A. Yanov sees the main flaw in Slavophilism as the utopian character of their social programme. But was not the Westernists’ idea of transplanting European ways on to Russian soil utopian? Or is A. Yanov saying that the revolution of 1905, and, still more, that of 1917, transformed Russia in the image of Western Europe?102

sneered Kozhanov, thinking that Yanov would be unable to answer him in the censored press. What was utopian, argued this champion of ‘originality’, was not the idea of a special Russian road but the hope of bringing European democracy and political freedom on to Russian soil. Kozhanov lauded ‘the thousand-years’ tradition of Russian thought’ whose exponents were the Slavophils, with their anti-individualism, their ‘people’s idea’. Western observers noted with interest that ‘the religious aspects of Slavophilism were certainly not dismissed by the contributors to the symposium.’103 It was typical that nobody here took it upon him- or herself to criticize the Slavophils on that account — so great was aversion to the official atheist propaganda.
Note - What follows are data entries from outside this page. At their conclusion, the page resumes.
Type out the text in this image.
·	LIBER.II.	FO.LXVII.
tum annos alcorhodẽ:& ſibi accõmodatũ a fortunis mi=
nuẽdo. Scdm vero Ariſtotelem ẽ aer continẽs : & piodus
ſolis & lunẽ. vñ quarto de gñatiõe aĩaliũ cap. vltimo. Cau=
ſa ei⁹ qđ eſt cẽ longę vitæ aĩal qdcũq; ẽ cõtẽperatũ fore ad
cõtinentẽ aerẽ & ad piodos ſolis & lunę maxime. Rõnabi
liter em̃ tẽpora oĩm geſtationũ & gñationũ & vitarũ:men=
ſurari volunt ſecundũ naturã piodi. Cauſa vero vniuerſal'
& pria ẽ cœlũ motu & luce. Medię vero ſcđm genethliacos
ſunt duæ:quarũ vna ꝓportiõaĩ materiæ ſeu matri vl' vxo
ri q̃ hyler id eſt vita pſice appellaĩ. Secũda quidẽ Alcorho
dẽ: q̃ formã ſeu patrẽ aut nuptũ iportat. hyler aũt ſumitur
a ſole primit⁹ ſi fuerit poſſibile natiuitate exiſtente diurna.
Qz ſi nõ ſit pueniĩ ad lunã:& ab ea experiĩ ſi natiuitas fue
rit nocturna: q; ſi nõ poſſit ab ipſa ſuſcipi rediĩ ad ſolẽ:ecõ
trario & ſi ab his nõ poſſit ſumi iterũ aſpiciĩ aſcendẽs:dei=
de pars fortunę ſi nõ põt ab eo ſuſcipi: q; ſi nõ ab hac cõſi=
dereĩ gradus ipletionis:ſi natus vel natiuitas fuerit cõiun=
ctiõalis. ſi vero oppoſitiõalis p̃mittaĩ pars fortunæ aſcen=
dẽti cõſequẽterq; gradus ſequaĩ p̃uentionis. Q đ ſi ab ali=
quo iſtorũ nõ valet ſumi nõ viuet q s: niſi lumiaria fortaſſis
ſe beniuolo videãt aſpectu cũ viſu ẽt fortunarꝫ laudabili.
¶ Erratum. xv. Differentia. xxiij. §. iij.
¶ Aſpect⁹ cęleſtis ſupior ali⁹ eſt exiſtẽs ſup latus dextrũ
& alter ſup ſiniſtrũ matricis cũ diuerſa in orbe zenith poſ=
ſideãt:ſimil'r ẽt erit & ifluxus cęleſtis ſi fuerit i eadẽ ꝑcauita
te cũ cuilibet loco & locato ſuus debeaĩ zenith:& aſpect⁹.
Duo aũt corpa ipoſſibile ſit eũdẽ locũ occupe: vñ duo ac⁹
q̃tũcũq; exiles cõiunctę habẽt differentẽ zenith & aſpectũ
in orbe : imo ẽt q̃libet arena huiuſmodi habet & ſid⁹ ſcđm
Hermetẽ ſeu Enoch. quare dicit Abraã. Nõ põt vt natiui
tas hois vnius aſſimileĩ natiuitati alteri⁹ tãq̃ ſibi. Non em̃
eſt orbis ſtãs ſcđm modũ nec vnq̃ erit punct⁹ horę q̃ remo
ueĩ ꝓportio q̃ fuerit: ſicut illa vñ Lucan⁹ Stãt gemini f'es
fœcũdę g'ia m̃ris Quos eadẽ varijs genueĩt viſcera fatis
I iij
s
Finally, Kozhanov drew the general conclusion that it is Western thought, which has given birth to existentialism, that is based on an ‘irrationalist, anti-scientific disposition’, whereas ‘Slavophilism, in contrast to the existentialist philosophy, was imbued with the sense of historicism.’104 Hitherto it had been supposed that the idea of a possible return to the past which was cultivated by the Slavophils was anti-historical, but for Kozhanov — fully in the spirit of Stalinism — it was the nationalist utopia that was to be declared the only scientific and historical one.